Once a volunteer has passed your organization’s screening requirements, provide him or her with an orientation. Orientation helps volunteers feel comfortable in their role and is a critical component of any volunteer program. Orientation sets the stage for service to begin and helps a volunteer feel like part of the team.
Though volunteers will continue to get more acquainted with the organization over time, orientation helps to establish that relationship by explaining how things work there. During orientation, volunteers become aware of what various rules and procedures they will be expected to follow, how they should perform and behave in their role and what everyone’s responsibilities are.
Orientation can be done in a variety of ways. Most organizations use an on-site organization where they bring volunteers into the service site and introduce staff, share practical details like where to put their belongings, restrooms, sign in sheets, etc., introduction to the supervisor and an overview of the position, an overview of the staff roles and a tour of the facility.
An on-site orientation can work well when you’re bringing a group of volunteers together and they will all be serving in similar kinds of roles. This can help them to establish a support system of other volunteers, which can aid in the retention process. For more specific or intense roles, you might consider a one-on-one orientation with the volunteer and his or her supervisor. This helps to establish a strong relationship where the volunteer feels as though they have a support network and a place to go when things become challenging.

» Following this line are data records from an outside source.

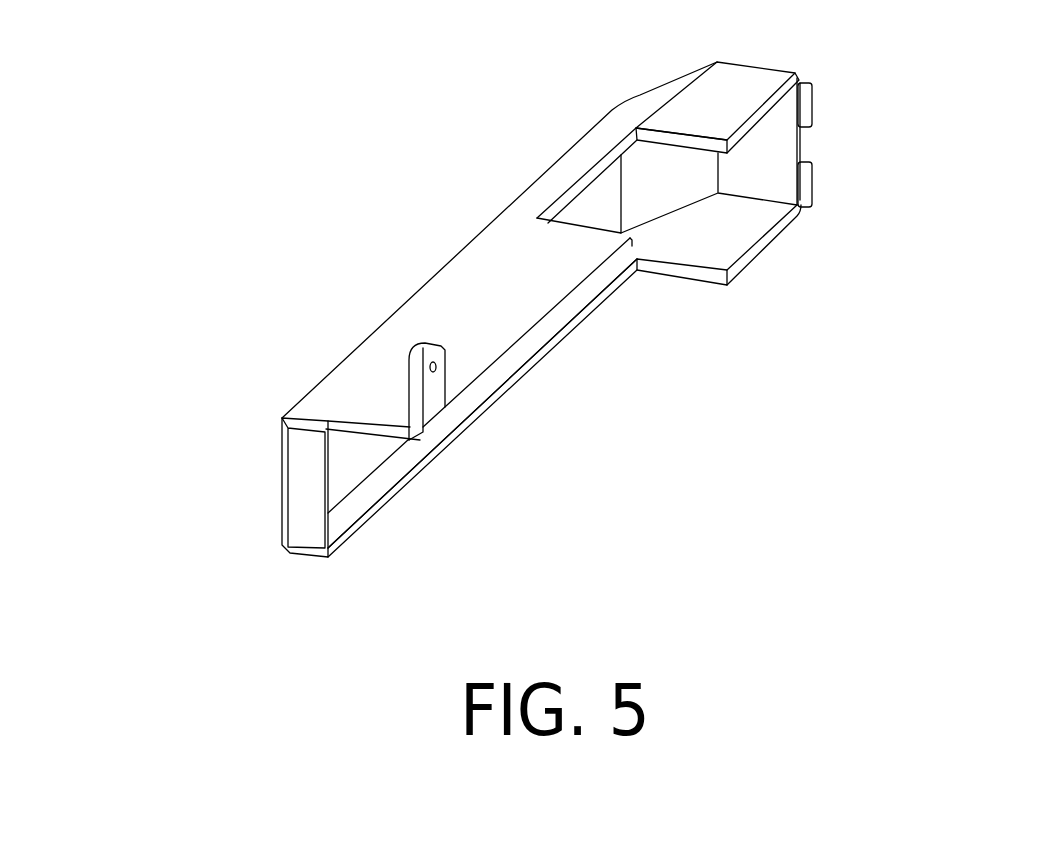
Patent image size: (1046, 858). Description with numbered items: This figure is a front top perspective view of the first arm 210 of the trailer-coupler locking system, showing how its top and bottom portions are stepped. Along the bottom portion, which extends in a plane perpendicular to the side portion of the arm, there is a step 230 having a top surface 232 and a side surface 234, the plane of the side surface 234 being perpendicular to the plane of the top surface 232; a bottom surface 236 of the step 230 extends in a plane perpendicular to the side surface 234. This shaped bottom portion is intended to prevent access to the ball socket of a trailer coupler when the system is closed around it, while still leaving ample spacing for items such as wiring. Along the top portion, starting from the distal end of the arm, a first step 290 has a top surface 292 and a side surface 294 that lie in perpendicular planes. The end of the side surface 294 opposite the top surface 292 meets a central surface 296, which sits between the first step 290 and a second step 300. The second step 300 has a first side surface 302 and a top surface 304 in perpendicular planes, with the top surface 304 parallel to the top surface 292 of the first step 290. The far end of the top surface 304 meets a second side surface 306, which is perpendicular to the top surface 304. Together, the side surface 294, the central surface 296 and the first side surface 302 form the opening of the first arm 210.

The first arm 210 is at (467, 296).
The step 230 is at (641, 186).
The top surface 232 is at (792, 237).
The side surface 234 is at (692, 296).
The bottom surface 236 is at (430, 480).
The first step 290 is at (744, 76).
The top surface 292 is at (776, 124).
The side surface 294 is at (698, 126).
The central surface 296 is at (581, 168).
The second step 300 is at (460, 328).
The first side surface 302 is at (564, 232).
The top surface 304 is at (540, 352).
The second side surface 306 is at (368, 444).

Some organizations might also include an independent study or virtual orientation where volunteers are asked to review materials and complete activities on their own. Independent activities are often easier to schedule; however, they limit the networking opportunities of an on-site orientation. Virtual orientations can be wonderful and provide asynchronous opportunities for volunteers to connect but they also require a good deal of foresight to ensure that activities are interactive and technology is easy to navigate.
Regardless of which method you choose for orientation, there are some common elements that should be included. Volunteers should be aware of the organization’s mission and purpose. They should understand the basic structure of the organization and who to go to for support at various levels.
An orientation should clarify the expectations of that volunteer’s position and what their responsibilities are within the organization and the community. Volunteers should review their position description again through orientation and discuss any questions, concerns, or potential alterations needed to be made with their supervisor. Additionally, volunteers should receive information about various personnel procedures like where to park, what to wear, attendance, etc. and receive a telephone and email directory of relevant staff.
Finally, orientation might also include an assessment of what training a volunteer should complete before beginning service or as ongoing training.